In the second study, methodology to improve the therapeutic efficacy of tumour lysates was investigated. Specifically, the exposure of tumour cells to either oxidation (using hypochlorous acid) or heat shock (at 42°C and 56°C) were evaluated as strategies to enhance tumour lysate immunogenicity. The immune-stimulatory properties of different tumour lysate preparations were then compared in vitro and in vivo. Despite poor correlates of immunogenicity in vitro, prophylactic vaccination with tumour lysates could elicit protective anti-tumour immunity in vivo. However, the results of this study provided little evidence that the induction of cell stress could enhance the immune-stimulatory properties of tumour lysate preparations. Importantly, findings from this chapter advocate for the careful characterisation and optimisation of methodology for tumour lysate preparation, as well as careful selection of in vitro and in vivo models to assess their immunogenicity.

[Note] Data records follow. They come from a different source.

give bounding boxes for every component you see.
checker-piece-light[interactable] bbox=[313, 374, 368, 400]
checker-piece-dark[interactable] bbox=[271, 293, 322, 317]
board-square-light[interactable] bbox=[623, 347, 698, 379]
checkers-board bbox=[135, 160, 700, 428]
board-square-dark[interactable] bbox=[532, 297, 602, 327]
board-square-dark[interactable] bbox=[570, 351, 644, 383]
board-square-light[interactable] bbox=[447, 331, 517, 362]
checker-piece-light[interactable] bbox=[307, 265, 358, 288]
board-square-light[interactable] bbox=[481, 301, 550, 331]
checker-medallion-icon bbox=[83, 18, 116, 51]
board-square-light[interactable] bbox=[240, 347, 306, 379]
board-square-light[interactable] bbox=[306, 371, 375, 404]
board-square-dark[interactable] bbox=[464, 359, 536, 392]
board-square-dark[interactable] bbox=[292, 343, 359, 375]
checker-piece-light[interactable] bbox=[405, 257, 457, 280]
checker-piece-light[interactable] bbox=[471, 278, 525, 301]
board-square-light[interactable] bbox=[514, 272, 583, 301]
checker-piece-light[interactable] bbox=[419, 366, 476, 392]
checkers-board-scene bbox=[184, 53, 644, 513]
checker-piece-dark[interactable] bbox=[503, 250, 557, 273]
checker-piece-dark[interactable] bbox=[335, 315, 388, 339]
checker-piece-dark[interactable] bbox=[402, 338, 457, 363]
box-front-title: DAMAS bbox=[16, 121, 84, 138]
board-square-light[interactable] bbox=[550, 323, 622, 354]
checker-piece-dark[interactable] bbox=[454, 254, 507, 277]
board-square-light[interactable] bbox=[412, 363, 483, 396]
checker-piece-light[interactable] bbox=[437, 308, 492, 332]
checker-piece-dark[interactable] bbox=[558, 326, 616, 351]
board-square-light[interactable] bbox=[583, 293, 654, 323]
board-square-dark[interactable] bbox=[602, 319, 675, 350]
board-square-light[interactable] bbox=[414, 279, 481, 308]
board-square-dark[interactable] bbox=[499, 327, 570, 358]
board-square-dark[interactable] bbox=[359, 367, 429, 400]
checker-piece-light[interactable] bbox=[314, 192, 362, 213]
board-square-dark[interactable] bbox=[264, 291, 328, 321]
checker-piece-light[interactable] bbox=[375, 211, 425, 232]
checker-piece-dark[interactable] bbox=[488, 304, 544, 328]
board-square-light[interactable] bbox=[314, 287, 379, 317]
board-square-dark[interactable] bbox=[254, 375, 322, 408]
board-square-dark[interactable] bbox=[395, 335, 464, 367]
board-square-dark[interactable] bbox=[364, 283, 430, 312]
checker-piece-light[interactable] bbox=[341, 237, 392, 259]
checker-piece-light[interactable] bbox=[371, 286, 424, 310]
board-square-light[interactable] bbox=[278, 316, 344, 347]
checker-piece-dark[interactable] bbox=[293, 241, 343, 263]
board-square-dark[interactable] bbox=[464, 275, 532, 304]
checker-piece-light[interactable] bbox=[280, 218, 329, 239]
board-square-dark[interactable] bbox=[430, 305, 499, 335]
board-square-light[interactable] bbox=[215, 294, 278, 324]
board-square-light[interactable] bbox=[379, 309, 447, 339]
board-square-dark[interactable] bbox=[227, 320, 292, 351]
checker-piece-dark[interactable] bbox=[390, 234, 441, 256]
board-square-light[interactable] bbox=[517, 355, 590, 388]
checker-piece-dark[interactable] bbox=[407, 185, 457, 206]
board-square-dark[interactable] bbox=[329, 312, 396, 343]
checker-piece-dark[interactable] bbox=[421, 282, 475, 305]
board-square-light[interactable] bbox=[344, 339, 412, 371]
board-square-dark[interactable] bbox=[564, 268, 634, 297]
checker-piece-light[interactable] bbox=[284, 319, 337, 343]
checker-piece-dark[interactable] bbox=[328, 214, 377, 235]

In the third study, tumour lysate-loaded antigen-presenting cells were investigated as a platform for the expansion of tumour-specific T cells. In a model antigen system, lysates prepared from tumour cells exposed to severe heat shock could facilitate the ex vivo expansion of antigen-specific CD8+ T cells. These T cells retained desirable phenotypic and functional attributes for use in adoptive immunotherapy but failed to mediate robust tumour regression when transferred into tumour-bearing hosts. This failure was attributable to mechanisms of immune-suppression intrinsic to the MC38 model, highlighting the need to target active immune-resistance mechanisms to potentiate the efficacy of immunotherapies.

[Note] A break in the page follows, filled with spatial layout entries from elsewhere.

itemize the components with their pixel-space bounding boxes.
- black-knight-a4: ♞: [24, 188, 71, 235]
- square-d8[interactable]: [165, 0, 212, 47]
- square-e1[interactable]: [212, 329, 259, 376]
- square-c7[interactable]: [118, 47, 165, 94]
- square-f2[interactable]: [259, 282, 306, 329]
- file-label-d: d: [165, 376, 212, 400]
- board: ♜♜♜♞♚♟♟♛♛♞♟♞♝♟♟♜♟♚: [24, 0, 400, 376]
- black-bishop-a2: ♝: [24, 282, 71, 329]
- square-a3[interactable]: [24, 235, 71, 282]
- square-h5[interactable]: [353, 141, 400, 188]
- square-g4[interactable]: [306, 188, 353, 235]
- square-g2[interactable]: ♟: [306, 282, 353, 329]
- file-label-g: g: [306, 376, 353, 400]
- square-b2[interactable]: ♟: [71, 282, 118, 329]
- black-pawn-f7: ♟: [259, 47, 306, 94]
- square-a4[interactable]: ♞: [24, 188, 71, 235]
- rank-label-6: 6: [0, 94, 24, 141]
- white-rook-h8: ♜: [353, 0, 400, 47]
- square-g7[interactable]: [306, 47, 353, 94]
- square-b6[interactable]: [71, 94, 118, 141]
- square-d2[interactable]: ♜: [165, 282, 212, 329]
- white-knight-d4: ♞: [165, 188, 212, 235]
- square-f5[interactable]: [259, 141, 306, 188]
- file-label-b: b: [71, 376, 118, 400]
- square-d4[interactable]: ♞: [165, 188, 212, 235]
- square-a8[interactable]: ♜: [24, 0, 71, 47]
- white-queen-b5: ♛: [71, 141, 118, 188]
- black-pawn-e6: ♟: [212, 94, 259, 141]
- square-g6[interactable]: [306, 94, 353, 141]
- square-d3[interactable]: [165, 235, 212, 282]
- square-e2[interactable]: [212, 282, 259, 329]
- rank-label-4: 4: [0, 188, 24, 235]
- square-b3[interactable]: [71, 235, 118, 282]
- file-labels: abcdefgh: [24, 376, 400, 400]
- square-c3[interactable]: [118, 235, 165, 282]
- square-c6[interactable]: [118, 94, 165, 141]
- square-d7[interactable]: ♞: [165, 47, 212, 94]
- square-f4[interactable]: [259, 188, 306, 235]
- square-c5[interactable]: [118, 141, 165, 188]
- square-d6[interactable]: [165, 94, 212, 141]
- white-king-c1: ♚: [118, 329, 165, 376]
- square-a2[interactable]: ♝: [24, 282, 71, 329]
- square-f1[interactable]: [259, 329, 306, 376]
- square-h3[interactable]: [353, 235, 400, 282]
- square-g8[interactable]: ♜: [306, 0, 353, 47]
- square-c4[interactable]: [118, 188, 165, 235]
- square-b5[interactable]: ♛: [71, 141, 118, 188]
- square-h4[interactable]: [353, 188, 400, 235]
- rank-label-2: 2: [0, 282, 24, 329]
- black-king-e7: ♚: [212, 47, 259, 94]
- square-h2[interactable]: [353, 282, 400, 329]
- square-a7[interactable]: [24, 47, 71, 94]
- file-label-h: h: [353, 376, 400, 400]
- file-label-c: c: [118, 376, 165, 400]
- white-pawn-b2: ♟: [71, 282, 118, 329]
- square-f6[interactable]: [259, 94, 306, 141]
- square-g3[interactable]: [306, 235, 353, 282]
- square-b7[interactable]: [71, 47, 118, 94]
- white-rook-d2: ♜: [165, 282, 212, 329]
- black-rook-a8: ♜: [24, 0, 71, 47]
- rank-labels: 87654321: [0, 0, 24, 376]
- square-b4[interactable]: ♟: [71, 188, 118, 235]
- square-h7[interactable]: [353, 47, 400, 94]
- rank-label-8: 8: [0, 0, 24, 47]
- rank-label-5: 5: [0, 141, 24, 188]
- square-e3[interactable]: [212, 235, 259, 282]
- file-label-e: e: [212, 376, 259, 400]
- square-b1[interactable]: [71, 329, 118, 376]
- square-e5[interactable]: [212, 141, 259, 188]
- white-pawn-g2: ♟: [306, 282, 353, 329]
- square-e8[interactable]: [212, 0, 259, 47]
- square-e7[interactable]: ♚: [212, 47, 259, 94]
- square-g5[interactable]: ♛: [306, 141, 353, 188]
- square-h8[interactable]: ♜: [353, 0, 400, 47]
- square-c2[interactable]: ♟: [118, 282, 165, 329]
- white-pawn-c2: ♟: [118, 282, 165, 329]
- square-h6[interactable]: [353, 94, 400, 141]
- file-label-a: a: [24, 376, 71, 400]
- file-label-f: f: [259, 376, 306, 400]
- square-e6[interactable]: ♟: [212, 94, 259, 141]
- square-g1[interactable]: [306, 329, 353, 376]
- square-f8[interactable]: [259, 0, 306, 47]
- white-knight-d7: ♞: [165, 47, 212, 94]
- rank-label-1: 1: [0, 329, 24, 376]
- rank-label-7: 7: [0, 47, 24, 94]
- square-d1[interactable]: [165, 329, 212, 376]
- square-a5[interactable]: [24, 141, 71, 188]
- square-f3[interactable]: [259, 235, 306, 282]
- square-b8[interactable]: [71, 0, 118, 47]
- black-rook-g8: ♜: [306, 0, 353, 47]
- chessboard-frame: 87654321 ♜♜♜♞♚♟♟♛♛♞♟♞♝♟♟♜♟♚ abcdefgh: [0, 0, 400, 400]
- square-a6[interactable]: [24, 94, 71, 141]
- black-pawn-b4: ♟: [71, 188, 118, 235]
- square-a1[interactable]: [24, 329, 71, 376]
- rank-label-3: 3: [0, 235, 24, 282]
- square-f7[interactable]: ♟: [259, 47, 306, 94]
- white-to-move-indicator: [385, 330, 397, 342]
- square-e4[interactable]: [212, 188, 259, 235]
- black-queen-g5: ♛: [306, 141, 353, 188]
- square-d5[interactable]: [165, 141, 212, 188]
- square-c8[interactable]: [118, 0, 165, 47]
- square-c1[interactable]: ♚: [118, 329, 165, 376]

In the fourth and final study, a potential mechanism underlying the immunogenicity of lysates prepared from severe heat-shocked tumour cells was investigated. Results from this chapter offer evidence that the degradation of antigen by stress-induced proteases can enhance subsequent cross-presentation in vitro. Important mediators implicated in this phenomenon include tumour-derived calpains and the association of antigenic peptides with necrotic tumour cell debris. Together, these findings suggest that stress-induced proteases can increase the availability of antigenic substrates for cross-presentation, thereby enhancing the immunogenic potential of tumour cell death. Importantly, this data extends the links between cell death and immunity and may have profound implications in the contexts of infectious disease and autoimmunity, in addition to cancer immunotherapy.

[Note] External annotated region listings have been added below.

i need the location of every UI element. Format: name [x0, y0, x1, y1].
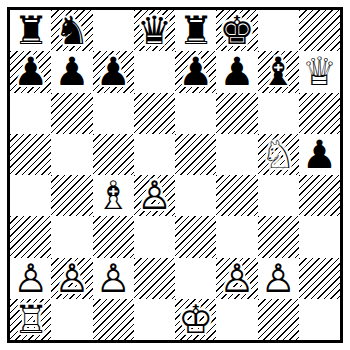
- square-f7[interactable]: ♟: [216, 51, 257, 92]
- square-h4[interactable]: [299, 175, 340, 216]
- chess-board-frame: ♜♞♛♜♚♟♟♟♟♟♝♕♘♟♗♙♙♙♙♙♙♖♔: [7, 7, 343, 343]
- chess-board: ♜♞♛♜♚♟♟♟♟♟♝♕♘♟♗♙♙♙♙♙♙♖♔: [10, 10, 340, 340]
- square-b7[interactable]: ♟: [51, 51, 92, 92]
- square-e1[interactable]: ♔: [175, 299, 216, 340]
- square-a7[interactable]: ♟: [10, 51, 51, 92]
- square-d4[interactable]: ♙: [134, 175, 175, 216]
- square-g2[interactable]: ♙: [258, 258, 299, 299]
- square-f2[interactable]: ♙: [216, 258, 257, 299]
- square-d1[interactable]: [134, 299, 175, 340]
- square-a6[interactable]: [10, 93, 51, 134]
- square-e5[interactable]: [175, 134, 216, 175]
- square-c2[interactable]: ♙: [93, 258, 134, 299]
- square-a8[interactable]: ♜: [10, 10, 51, 51]
- black-pawn-f7[interactable]: ♟: [219, 51, 254, 92]
- square-d8[interactable]: ♛: [134, 10, 175, 51]
- square-e2[interactable]: [175, 258, 216, 299]
- square-a4[interactable]: [10, 175, 51, 216]
- square-h3[interactable]: [299, 216, 340, 257]
- black-knight-b8[interactable]: ♞: [54, 10, 89, 51]
- square-f4[interactable]: [216, 175, 257, 216]
- square-e7[interactable]: ♟: [175, 51, 216, 92]
- square-h2[interactable]: [299, 258, 340, 299]
- white-king-e1[interactable]: ♔: [178, 299, 213, 340]
- square-d7[interactable]: [134, 51, 175, 92]
- square-g7[interactable]: ♝: [258, 51, 299, 92]
- square-f8[interactable]: ♚: [216, 10, 257, 51]
- square-b3[interactable]: [51, 216, 92, 257]
- square-e8[interactable]: ♜: [175, 10, 216, 51]
- square-a3[interactable]: [10, 216, 51, 257]
- square-b4[interactable]: [51, 175, 92, 216]
- square-c4[interactable]: ♗: [93, 175, 134, 216]
- square-c8[interactable]: [93, 10, 134, 51]
- square-h7[interactable]: ♕: [299, 51, 340, 92]
- square-a5[interactable]: [10, 134, 51, 175]
- white-queen-h7[interactable]: ♕: [302, 51, 337, 92]
- square-d2[interactable]: [134, 258, 175, 299]
- square-g1[interactable]: [258, 299, 299, 340]
- white-pawn-b2[interactable]: ♙: [54, 258, 89, 299]
- white-bishop-c4[interactable]: ♗: [96, 175, 131, 216]
- square-e3[interactable]: [175, 216, 216, 257]
- square-f6[interactable]: [216, 93, 257, 134]
- square-d5[interactable]: [134, 134, 175, 175]
- square-g6[interactable]: [258, 93, 299, 134]
- square-d3[interactable]: [134, 216, 175, 257]
- square-c3[interactable]: [93, 216, 134, 257]
- black-pawn-e7[interactable]: ♟: [178, 51, 213, 92]
- white-pawn-a2[interactable]: ♙: [13, 258, 48, 299]
- square-b8[interactable]: ♞: [51, 10, 92, 51]
- black-pawn-h5[interactable]: ♟: [302, 134, 337, 175]
- square-c5[interactable]: [93, 134, 134, 175]
- square-d6[interactable]: [134, 93, 175, 134]
- black-pawn-c7[interactable]: ♟: [96, 51, 131, 92]
- square-a1[interactable]: ♖: [10, 299, 51, 340]
- black-pawn-b7[interactable]: ♟: [54, 51, 89, 92]
- square-g3[interactable]: [258, 216, 299, 257]
- square-e4[interactable]: [175, 175, 216, 216]
- white-knight-g5[interactable]: ♘: [261, 134, 296, 175]
- black-rook-a8[interactable]: ♜: [13, 10, 48, 51]
- square-c7[interactable]: ♟: [93, 51, 134, 92]
- square-f5[interactable]: [216, 134, 257, 175]
- black-rook-e8[interactable]: ♜: [178, 10, 213, 51]
- black-king-f8[interactable]: ♚: [219, 10, 254, 51]
- square-h8[interactable]: [299, 10, 340, 51]
- square-b5[interactable]: [51, 134, 92, 175]
- square-b1[interactable]: [51, 299, 92, 340]
- square-h6[interactable]: [299, 93, 340, 134]
- white-pawn-d4[interactable]: ♙: [137, 175, 172, 216]
- square-g5[interactable]: ♘: [258, 134, 299, 175]
- white-rook-a1[interactable]: ♖: [13, 299, 48, 340]
- square-c1[interactable]: [93, 299, 134, 340]
- square-c6[interactable]: [93, 93, 134, 134]
- square-g4[interactable]: [258, 175, 299, 216]
- square-h5[interactable]: ♟: [299, 134, 340, 175]
- square-a2[interactable]: ♙: [10, 258, 51, 299]
- square-g8[interactable]: [258, 10, 299, 51]
- square-e6[interactable]: [175, 93, 216, 134]
- square-b2[interactable]: ♙: [51, 258, 92, 299]
- black-queen-d8[interactable]: ♛: [137, 10, 172, 51]
- square-f3[interactable]: [216, 216, 257, 257]
- black-pawn-a7[interactable]: ♟: [13, 51, 48, 92]
- square-f1[interactable]: [216, 299, 257, 340]
- white-pawn-g2[interactable]: ♙: [261, 258, 296, 299]
- square-b6[interactable]: [51, 93, 92, 134]
- white-pawn-c2[interactable]: ♙: [96, 258, 131, 299]
- white-pawn-f2[interactable]: ♙: [219, 258, 254, 299]
- square-h1[interactable]: [299, 299, 340, 340]
- black-bishop-g7[interactable]: ♝: [261, 51, 296, 92]
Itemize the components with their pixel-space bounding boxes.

In conclusion, this thesis demonstrates that immune-suppressive mechanisms active in CRC tumours represent a prominent barrier to effective immunotherapy and highlights inherent limitations to the use of tumour lysates as a therapeutic approach. Thus, while simplified approaches to immunotherapy may offer the advantage of widespread applicability, more sophisticated approaches are needed to realise the therapeutic potential of immunotherapies in the context of CRC. In this regard, personalised combination strategies that are tailored to individual patients’ specific tumour microenvironments hold immense promise for the next generation of cancer immunotherapies. Finally, findings contained within this thesis may also broaden the current concept of what determines immunological outcomes in response to cell death and open new avenues for investigation.